Page MenuHomeFreeBSD

Revamp nvme recovery
Needs ReviewPublic

Authored by imp on Apr 3 2020, 11:31 PM.

Details

Summary

Calling the completion routine from the timout was a good idea for the first
generation of missing interrupt problems that we had. However, since we've solve
the real root cause for them its need is much lessened. In addition, it's always
been racy, but as a 'last resort' it wasn't too bad.

However, under heavy load on some cloud platforms we see missing interrupts for
reasons unknown. In that environment, something the timeout was doing was
causing the interrupt to fire, causing a race between the two threads.
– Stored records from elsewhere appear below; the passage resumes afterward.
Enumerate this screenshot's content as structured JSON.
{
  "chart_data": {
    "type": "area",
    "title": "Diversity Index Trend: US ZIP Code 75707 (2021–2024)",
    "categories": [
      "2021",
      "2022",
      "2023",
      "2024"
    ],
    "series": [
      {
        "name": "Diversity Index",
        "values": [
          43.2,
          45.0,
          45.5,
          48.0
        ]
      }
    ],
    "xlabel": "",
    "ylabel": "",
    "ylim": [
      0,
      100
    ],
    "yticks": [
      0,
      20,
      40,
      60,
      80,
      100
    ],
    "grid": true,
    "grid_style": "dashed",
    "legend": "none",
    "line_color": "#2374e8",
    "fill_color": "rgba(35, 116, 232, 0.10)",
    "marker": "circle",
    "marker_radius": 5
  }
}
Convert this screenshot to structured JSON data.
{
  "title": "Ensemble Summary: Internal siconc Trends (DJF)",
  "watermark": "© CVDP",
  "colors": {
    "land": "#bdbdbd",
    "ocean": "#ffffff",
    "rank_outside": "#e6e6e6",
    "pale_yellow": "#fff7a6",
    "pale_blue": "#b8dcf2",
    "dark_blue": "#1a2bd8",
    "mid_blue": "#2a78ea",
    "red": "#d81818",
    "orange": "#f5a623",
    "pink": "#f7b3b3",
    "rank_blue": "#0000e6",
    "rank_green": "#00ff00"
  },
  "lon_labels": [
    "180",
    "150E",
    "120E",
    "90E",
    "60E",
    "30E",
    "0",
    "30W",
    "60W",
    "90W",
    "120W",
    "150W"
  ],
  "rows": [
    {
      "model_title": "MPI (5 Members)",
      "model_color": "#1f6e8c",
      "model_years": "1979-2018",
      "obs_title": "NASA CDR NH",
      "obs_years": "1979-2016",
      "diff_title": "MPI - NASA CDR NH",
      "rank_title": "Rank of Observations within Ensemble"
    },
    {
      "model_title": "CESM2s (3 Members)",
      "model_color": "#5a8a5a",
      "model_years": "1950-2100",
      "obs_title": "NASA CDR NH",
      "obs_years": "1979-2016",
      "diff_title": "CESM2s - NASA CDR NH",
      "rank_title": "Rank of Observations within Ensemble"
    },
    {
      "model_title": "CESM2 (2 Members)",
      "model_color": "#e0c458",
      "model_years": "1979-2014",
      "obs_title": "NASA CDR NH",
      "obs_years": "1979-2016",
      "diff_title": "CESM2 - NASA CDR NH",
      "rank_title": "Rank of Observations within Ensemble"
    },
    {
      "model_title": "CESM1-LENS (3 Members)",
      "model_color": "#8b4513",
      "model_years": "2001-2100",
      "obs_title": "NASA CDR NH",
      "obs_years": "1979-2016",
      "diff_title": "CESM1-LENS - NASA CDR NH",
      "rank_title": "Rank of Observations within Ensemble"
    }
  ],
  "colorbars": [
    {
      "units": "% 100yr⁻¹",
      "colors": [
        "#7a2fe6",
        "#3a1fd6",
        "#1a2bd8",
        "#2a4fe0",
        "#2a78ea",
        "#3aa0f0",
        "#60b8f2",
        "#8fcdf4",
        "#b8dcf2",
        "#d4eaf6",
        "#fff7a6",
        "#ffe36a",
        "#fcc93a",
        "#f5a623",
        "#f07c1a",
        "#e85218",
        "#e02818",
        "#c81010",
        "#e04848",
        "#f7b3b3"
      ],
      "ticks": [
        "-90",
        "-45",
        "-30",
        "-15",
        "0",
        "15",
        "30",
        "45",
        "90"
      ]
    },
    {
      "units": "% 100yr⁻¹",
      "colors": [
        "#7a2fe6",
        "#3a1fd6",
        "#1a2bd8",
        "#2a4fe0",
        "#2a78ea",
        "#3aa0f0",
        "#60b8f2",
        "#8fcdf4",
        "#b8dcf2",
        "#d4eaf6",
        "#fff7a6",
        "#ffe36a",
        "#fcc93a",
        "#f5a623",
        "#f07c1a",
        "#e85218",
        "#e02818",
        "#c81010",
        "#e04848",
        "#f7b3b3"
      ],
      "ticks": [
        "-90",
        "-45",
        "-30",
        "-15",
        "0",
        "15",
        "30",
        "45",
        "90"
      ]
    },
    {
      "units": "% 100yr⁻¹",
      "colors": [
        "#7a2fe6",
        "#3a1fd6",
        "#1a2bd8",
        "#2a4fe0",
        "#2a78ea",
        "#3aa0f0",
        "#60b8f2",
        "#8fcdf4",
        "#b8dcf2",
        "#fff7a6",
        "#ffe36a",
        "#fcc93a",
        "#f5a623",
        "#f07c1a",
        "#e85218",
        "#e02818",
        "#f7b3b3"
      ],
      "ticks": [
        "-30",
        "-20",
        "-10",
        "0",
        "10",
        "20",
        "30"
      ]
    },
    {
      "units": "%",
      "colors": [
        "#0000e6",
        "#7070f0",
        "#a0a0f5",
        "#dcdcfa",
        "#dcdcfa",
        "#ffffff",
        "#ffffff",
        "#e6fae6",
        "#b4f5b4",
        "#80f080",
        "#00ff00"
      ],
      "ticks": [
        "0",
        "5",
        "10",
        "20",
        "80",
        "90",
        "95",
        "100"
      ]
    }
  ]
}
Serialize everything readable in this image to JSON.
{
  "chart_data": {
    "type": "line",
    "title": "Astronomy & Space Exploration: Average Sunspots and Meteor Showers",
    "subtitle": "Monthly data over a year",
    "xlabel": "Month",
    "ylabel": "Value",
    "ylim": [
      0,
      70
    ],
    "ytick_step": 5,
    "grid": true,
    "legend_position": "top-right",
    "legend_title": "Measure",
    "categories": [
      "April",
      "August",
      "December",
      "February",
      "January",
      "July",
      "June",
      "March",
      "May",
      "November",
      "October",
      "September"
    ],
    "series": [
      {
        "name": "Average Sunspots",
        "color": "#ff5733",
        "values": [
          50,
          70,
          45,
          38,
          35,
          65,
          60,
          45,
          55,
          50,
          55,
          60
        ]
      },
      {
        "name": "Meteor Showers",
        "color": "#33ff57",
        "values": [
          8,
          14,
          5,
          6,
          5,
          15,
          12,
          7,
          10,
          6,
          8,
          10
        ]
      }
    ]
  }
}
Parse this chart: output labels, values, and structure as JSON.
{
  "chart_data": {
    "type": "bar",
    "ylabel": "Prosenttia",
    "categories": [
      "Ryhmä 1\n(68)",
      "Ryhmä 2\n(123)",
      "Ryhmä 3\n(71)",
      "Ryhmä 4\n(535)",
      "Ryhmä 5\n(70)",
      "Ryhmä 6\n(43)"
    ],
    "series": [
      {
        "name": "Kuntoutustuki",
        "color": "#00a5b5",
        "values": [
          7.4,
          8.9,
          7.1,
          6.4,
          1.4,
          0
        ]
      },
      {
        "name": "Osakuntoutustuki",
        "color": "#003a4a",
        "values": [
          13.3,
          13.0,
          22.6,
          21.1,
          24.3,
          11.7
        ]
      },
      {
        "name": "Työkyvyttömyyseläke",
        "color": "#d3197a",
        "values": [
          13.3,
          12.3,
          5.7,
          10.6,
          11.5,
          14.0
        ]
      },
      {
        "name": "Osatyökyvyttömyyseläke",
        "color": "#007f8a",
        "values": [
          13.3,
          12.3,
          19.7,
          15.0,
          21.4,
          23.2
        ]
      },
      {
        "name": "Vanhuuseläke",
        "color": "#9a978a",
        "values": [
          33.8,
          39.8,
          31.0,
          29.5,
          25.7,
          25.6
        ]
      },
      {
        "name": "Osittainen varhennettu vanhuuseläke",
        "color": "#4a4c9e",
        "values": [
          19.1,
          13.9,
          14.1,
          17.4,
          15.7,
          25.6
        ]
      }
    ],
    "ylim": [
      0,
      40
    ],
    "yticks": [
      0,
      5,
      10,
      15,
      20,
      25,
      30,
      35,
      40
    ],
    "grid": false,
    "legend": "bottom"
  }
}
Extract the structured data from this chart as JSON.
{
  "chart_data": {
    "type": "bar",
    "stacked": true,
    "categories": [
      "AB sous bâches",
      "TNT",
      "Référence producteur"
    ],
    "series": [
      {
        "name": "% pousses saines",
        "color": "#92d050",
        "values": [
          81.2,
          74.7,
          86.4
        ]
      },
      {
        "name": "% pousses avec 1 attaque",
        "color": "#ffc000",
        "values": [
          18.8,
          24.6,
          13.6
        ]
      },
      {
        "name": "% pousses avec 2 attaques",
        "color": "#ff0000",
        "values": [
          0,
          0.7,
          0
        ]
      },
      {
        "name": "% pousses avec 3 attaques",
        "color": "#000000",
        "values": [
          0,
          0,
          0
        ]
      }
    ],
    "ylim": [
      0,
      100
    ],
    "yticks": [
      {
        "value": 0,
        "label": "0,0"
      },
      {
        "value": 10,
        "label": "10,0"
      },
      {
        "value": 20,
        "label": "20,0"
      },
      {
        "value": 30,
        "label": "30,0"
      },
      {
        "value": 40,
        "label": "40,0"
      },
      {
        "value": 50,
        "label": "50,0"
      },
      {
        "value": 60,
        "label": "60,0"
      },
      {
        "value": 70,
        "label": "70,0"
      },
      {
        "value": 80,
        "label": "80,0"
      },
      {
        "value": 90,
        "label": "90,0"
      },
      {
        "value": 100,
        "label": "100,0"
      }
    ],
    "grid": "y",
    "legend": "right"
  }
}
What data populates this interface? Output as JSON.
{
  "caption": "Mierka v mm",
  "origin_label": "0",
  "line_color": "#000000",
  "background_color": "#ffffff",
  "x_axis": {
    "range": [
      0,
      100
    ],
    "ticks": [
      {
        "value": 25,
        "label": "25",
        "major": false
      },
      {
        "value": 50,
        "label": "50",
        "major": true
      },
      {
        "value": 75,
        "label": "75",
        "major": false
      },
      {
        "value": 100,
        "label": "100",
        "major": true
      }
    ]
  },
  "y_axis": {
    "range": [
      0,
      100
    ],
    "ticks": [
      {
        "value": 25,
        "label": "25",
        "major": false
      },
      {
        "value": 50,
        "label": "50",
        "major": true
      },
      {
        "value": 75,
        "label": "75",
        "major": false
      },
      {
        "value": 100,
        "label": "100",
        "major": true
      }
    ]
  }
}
To fix
this race would require an additional lock / unlock pair in the hot path.

To avoid that, we revamp how we do recovery. If the controller has failed, we
still do what we did before: we reset the controller. This also picks up the
hotplug case.

However, for the first timeout, we now send an innocuous command to the card (A
GET_FEATURES for a required feature). We start a new timeout on the original
request (but do nothing further). If that works, then we do nothing further as
the card is unwedge. If sending that command causes a timeout, we reset the
card. If the original command doesn't get a completion before its new timeout
exires, we either abort the command (if enable_abort = 1), or we reset the
card. If sending the abort times out, then we reset the card.

This should be more robust and free races. It remains to be seen if it actully
works.

Diff Detail

Lint
Lint OK
Unit
No Unit Test Coverage
Build Status
Buildable 30270
Build 28047: arc lint + arc unit

Event Timeline

imp added inline comments.
sys/dev/nvme/nvme_private.h
340

I should likely make this a counter and publish it as a sysctl.

sys/dev/nvme/nvme_qpair.c
883

Maybe I need a comment here justifying reset on error. The GET FEATURES command is a can't fail sort of thing for a mandatory feature like arbitration.

cperciva added inline comments.
sys/dev/nvme/nvme_qpair.c
918

If nvme_qpair_complete_tracker lost a race, we could enter nvme_timeout with tr->req = NULL, resulting in a panic when we dereference req.

For that matter, with sufficient racing it's possible that tr->req is non-NULL and refers to a *completely different request* to the one which triggered the timeout.

cem added a subscriber: cem.

I'm sure we have some interested parties in this revision, but I'm not sure if they have Phab accounts. Added some possibilities, feel free to remove yourselves / forward.